Qualora la prova in questione venga fornita dal produttore oltre il
predetto termine di due mesi, il pagamento del prezzo di acquisto
sarà effettuato dal distillatore entro un mese dalla presentazione
della prova medesima.
Gli importi degli aiuti sono stati fissati per % vol. di alcole e
per ettolitro di prodotto ottenuto dalla distillazione quale aiuto
primario e sono di:
– EURO 1,884 qualora si ottenga alcole neutro;
– EURO 1,751 qualora si ottenga alcole grezzo o acquavite di vino.
L’importo dell’aiuto secondario, relativo allo stoccaggio
dell’alcole, è di:
– EURO 0,0336 % vol. di alcole per ettolitro e per giorno.

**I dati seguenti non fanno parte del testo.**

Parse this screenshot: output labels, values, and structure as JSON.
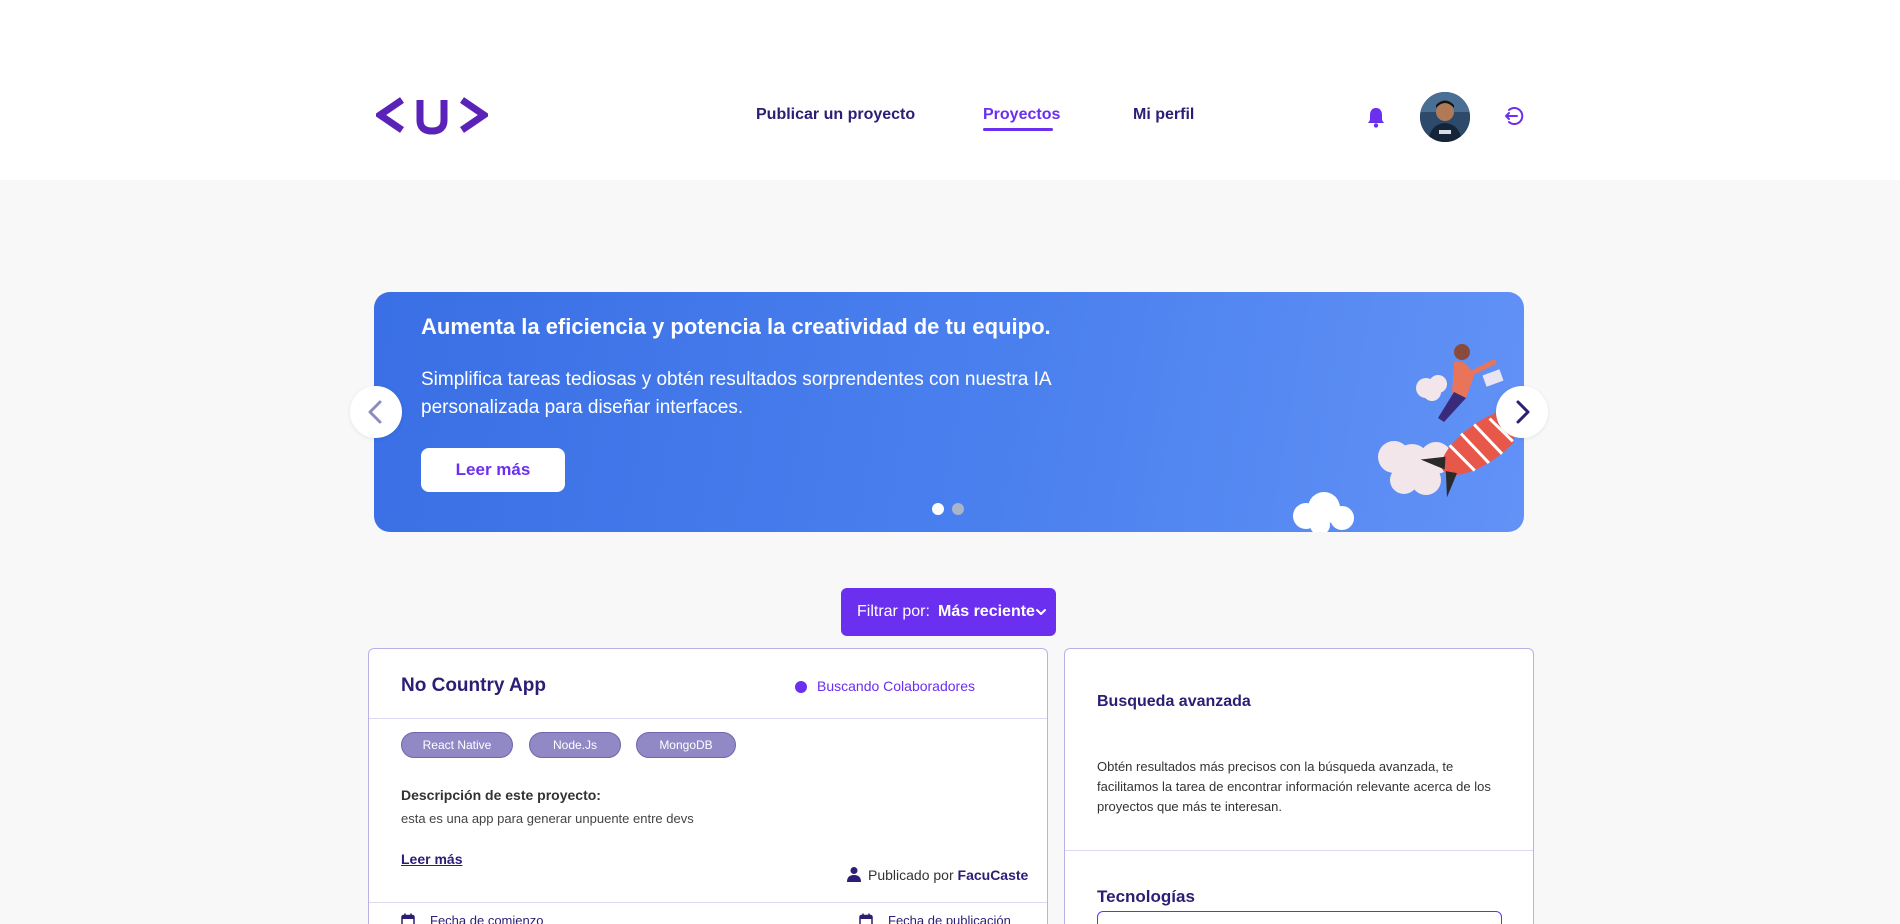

L’aiuto comunitario primario è corrisposto dall’A.I.M.A. al
distillatore, o nei casi di cui all’art. 65 parag. 3 del
“Regolamento” al produttore, entro tre mesi a partire dalla data in
cui lo stesso fornisce le prove dell’avvenuta distillazione del
quantitativo totale del vino indicato nei contratti o nelle
dichiarazioni sostitutive e del pagamento del prezzo minimo di
acquisto entro i termini stabiliti, nonché le altre indicazioni
previste all’art. 65 paragrafo 8 del “Regolamento”. Tali prove
devono essere fornite dal distillatore all’A:I.M.A. entro il 31
dicembre 2001.
E’ prevista la possibilità che il distillatore, dopo l’approvazione
del contratto di distillazione o della “dichiarazione”, o il
produttore nel caso contemplato all’art. 65 parag. 3, possa
chiedere all’A.I.M.A. che l’importo dell’aiuto gli sia versato in
anticipo a condizione che costituisca a favore dell’A.I.M.A. stessa
una cauzione pari al 120% di detto importo come stabilito nel
“Regolamento” e secondo le modalità previste dal D.M. 6 settembre
1983 pubblicato sulla Gazzetta Uffciale n. 258 del 20/9/1983.

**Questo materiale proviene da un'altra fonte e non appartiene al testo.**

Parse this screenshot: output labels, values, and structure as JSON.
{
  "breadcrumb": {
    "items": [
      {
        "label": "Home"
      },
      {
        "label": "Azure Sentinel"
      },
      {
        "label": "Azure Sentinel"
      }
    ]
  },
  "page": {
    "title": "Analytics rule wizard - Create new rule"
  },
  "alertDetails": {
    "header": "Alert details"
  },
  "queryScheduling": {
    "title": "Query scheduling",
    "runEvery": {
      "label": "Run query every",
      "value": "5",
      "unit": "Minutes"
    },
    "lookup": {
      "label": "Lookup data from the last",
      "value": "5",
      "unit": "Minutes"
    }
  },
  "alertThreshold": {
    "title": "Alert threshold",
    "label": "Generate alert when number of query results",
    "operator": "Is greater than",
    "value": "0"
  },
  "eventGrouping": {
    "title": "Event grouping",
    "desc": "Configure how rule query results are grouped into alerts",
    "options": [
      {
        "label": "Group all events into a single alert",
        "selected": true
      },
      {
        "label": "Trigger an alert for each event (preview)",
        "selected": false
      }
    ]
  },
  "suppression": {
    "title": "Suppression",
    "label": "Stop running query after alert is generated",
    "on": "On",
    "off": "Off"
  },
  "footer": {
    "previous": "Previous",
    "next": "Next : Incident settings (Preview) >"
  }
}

Nel caso di richiesta di pagamento anticipato dell’aiuto, il
relativo importo sarà corrisposto dall’A.I.M.A. al distillatore
entro tre mesi dalla presentazione della cauzione e della relativa
documentazione.
Ai fini dello svincolo della cauzione, i beneficiari dell’aiuto
devono fornire all’A.I.M.A. – entro e non oltre il 31 gennaio 2002
– le prove previste all’art. 65 parag. 8 del “Regolamento”.

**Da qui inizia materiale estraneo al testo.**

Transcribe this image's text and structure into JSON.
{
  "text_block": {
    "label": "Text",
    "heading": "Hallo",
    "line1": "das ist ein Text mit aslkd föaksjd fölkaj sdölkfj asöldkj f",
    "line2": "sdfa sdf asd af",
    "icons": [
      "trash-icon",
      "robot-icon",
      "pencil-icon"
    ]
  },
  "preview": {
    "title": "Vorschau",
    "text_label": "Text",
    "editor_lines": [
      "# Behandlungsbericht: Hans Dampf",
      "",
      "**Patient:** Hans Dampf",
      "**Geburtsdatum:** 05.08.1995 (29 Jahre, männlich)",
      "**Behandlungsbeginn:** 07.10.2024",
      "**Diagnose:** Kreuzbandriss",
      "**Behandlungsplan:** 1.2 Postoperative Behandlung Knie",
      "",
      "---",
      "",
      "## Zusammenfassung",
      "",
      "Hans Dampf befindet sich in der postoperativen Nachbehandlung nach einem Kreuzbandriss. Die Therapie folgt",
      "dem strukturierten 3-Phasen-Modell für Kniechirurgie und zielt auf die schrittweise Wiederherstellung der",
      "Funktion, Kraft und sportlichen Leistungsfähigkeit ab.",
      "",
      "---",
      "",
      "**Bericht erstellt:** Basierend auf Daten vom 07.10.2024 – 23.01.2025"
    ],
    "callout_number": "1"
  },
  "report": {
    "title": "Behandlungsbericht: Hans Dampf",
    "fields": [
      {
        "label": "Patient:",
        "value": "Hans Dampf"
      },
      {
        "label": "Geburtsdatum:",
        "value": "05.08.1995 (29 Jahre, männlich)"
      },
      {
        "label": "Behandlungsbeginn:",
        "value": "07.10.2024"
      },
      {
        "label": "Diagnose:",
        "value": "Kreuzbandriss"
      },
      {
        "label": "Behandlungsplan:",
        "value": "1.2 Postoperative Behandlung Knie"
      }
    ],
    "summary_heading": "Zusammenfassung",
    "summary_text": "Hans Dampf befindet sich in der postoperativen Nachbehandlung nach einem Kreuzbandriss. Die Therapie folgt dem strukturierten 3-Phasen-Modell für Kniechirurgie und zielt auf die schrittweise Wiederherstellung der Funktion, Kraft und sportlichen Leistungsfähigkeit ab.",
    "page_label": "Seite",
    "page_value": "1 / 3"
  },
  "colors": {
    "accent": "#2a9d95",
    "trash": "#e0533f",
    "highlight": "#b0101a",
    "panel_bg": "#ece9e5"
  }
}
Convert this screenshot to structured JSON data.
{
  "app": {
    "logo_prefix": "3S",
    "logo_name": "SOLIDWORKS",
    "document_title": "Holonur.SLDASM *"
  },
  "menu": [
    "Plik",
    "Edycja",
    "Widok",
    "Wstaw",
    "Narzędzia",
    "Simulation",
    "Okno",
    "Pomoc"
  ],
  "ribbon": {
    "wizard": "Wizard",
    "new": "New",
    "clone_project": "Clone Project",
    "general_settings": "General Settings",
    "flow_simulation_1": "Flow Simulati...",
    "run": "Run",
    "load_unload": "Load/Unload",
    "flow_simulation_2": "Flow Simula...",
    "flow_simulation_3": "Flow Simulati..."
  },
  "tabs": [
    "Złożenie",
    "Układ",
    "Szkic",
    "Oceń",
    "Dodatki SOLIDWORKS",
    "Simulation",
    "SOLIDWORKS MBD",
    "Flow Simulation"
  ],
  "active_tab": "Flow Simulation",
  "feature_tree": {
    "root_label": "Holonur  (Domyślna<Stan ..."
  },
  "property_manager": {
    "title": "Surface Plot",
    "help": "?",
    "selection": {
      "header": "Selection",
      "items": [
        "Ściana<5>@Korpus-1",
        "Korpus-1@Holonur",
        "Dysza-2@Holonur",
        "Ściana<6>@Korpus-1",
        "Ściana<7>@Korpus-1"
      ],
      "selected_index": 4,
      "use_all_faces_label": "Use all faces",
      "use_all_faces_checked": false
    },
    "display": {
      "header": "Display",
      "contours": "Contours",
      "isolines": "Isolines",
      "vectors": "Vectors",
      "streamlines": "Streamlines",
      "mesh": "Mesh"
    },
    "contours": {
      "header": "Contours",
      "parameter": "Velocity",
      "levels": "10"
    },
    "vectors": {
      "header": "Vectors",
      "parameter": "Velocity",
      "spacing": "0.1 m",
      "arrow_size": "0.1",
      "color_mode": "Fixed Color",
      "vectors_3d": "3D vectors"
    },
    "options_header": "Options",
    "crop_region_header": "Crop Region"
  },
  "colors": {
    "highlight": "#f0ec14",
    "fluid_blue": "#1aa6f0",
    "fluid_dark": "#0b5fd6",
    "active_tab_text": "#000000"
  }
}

5. PRESENTAZIONE DEI CONTRATTI DI DISTILLAZIONE E DELLE
DICHIARAZIONI SOSTITUTIVE AI FINI DELLA LORO APPROVAZIONE
I produttori di vini da tavola che intendono procedere alla
distillazione di cui trattasi devono presentare una domanda per
l’approvazione dei relativi contratti di distillazione o delle
dichiarazioni, corredata da una copia della dichiarazione di
produzione relativa alla campagna scelta.
I contratti e le dichiarazioni in questione dovranno essere
presentati sulla base della modulistica predisposta dall’A.I.M.A.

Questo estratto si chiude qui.